In de nazomer van 2016 had ik mijn eerste Mariaverschijning. Paniekaanval, bedoel ik. Er was sprake van druk op teveel vlakken en mijn lijf besloot om over te gaan tot een doodstrijd die helemaal nergens op sloeg. Hartslag maximaal, pijn op de borst, ademen alsof je in je eentje in een horrorfilm in de kelder gaat kijken en zweten als een Nederlander in Frankrijk.
Ik was alleen thuis, mijn vriendin was een weekendje weg. Ik had de zaterdag vrij gekregen om even te ontspannen, maar daar had ik helemaal geen tijd voor. Laat staan dat ik ruimte in mijn agenda kon maken voor hartkloppingen en hyperventilatie. Mijn vriendin had me eens verteld over een meditatieoefening waarin ze een gestalte moest oproepen, of hoe noem je dat. Blijkbaar kon je met een bepaalde concentratie in je onderbewustzijn graven en dan kwam er als vanzelf een soort beschermengel tevoorschijn. Voor mijn vriendin was dat een oude wijze indiaan die bij alles goedkeurend van ‘ja’ knikte. Ik had nu ook wel behoefte aan zo’n indiaan, dus ik besloot om ook met een bepaalde concentratie in mijn onderbewustzijn te gaan graven.
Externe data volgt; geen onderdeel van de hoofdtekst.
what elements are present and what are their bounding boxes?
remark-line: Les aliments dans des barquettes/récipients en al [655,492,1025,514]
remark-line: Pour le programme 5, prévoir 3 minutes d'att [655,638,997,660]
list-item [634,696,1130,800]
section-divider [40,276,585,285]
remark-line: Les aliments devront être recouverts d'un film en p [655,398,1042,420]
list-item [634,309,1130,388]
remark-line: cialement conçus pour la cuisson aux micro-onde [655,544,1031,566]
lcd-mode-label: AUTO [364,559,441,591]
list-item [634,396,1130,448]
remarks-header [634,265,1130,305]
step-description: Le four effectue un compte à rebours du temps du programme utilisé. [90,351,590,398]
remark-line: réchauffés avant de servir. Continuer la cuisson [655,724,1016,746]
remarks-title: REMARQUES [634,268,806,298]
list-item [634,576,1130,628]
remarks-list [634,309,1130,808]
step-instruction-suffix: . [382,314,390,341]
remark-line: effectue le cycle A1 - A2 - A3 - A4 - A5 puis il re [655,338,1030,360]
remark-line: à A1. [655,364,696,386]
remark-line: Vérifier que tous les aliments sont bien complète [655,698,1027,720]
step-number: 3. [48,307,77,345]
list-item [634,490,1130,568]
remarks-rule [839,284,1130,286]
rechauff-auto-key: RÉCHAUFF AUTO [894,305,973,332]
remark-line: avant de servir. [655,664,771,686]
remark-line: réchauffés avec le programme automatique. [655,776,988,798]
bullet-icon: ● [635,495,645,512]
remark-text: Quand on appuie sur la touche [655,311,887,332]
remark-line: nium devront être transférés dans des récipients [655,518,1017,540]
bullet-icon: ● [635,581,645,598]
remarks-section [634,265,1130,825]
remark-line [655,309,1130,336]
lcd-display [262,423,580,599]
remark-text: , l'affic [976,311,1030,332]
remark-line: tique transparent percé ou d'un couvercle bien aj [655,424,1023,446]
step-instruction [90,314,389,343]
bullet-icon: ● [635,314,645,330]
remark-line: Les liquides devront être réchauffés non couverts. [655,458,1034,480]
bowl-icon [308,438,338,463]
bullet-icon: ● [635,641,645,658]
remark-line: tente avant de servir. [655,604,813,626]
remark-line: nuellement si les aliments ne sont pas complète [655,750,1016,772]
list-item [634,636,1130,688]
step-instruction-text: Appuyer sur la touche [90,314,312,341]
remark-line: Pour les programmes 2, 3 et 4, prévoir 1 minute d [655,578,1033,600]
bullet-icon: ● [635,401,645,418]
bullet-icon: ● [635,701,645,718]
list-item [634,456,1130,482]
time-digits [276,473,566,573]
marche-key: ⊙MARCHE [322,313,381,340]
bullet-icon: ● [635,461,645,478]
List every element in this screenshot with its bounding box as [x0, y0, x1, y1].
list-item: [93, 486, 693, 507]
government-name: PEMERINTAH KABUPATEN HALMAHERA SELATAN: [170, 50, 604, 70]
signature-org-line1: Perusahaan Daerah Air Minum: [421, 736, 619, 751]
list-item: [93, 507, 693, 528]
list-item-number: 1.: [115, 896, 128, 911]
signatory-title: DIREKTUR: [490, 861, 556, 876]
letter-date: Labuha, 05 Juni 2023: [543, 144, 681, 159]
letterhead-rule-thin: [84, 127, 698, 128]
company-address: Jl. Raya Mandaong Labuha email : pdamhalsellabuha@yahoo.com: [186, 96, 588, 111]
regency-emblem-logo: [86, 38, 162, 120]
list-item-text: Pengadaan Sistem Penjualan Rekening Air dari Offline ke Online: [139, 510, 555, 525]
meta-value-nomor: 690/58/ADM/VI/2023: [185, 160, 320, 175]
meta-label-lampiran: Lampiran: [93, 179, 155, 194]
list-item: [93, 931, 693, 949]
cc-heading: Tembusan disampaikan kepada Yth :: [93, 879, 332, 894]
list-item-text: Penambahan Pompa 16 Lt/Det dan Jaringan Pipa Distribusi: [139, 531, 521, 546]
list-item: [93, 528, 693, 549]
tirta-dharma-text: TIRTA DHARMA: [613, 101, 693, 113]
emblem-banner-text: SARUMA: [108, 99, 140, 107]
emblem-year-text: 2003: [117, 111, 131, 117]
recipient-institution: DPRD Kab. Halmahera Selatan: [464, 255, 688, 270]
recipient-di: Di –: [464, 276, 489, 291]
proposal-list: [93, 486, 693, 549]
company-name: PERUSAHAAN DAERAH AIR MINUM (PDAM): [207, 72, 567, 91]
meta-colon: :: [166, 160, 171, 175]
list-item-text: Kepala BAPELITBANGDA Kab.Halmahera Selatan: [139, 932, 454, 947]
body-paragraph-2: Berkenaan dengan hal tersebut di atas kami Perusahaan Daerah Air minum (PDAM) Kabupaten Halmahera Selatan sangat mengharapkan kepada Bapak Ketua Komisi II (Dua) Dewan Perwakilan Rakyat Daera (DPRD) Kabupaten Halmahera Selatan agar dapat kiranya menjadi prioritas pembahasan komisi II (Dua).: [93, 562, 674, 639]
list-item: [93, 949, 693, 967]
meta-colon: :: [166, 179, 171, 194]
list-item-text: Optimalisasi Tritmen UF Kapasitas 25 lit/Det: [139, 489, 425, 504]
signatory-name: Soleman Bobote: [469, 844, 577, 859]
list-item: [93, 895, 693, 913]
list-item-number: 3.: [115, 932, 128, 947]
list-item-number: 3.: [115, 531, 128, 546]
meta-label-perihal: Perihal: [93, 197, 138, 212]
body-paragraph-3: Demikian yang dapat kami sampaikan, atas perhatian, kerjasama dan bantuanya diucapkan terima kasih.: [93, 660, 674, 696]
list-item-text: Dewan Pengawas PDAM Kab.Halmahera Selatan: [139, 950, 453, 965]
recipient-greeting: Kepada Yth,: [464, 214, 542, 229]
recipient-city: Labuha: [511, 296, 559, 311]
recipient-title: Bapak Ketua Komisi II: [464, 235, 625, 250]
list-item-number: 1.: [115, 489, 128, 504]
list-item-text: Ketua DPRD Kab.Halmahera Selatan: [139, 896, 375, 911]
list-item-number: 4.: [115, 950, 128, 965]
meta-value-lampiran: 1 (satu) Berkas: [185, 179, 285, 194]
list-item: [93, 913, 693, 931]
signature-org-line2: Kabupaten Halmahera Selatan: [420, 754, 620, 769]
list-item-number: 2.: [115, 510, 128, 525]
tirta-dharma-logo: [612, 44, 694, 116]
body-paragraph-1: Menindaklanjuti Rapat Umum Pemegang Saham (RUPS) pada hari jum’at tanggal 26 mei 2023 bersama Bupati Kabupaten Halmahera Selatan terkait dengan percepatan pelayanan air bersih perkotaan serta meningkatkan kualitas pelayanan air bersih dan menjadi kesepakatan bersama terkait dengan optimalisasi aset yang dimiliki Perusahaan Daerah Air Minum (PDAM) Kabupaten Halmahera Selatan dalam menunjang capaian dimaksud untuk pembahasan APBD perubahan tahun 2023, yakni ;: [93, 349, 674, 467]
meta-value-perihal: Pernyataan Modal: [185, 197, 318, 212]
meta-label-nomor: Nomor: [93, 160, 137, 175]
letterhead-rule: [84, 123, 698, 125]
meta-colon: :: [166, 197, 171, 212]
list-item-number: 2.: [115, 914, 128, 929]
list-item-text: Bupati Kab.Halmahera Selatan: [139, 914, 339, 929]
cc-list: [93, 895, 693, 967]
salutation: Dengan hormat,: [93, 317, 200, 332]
Na een kwartier graven bleek er, in plaats van een indiaan, sprake van Maria. Vanuit het niets stond ze op tafel. Ze was een centimeter of veertig lang en ze bereidde zich voor op haar opslag. Die woedende blik, het desalniettemin gracieus stuiteren met de bal, die benen, het opgooien en- ze zag mij. God, wat moest ze lachen. Zelden een beschermengel zo zien lachen. De bal plofte naast haar neer op het gravel (niet haar favoriete ondergrond, weet ik wel, maar ik heb dit ook niet zelf bedacht), terwijl ze haar handen op haar knieën zette en gierde alsof het 1999 was. Ze onderbrak het uitlachen even om naar me te wijzen. Toen sloeg ze weer bulderend dubbel en daarna verdween ze. Ik was meteen helemaal kalm.
Wat nu? Dit was of een heuse Mariaverschijning en ik was derhalve knetter, of ik had heel volwassen voor het eerst een echte meditatieoefening succesvol afgerond. Het laatste zou ik best hardop tegen mijn vrienden kunnen zeggen. Het eerste niet, natuurlijk.
Maria kan keihard meppen. Verder niks. De bal is in of uit. Ze wint of verliest alleen van zichzelf en als je goed luistert kan je aan de kreun horen of het een winner of onnodige fout gaat zijn. Er is geen schemergebied.
Ineens begreep ik waarom ze zo hard gelachen had. Ik en mijn geëmmer. Dat gedoe. Dat gewik en dat wegen. Gewoon keihard meppen en zien waar het schip strandt.
Knetter dus. En blij dat ze terug is.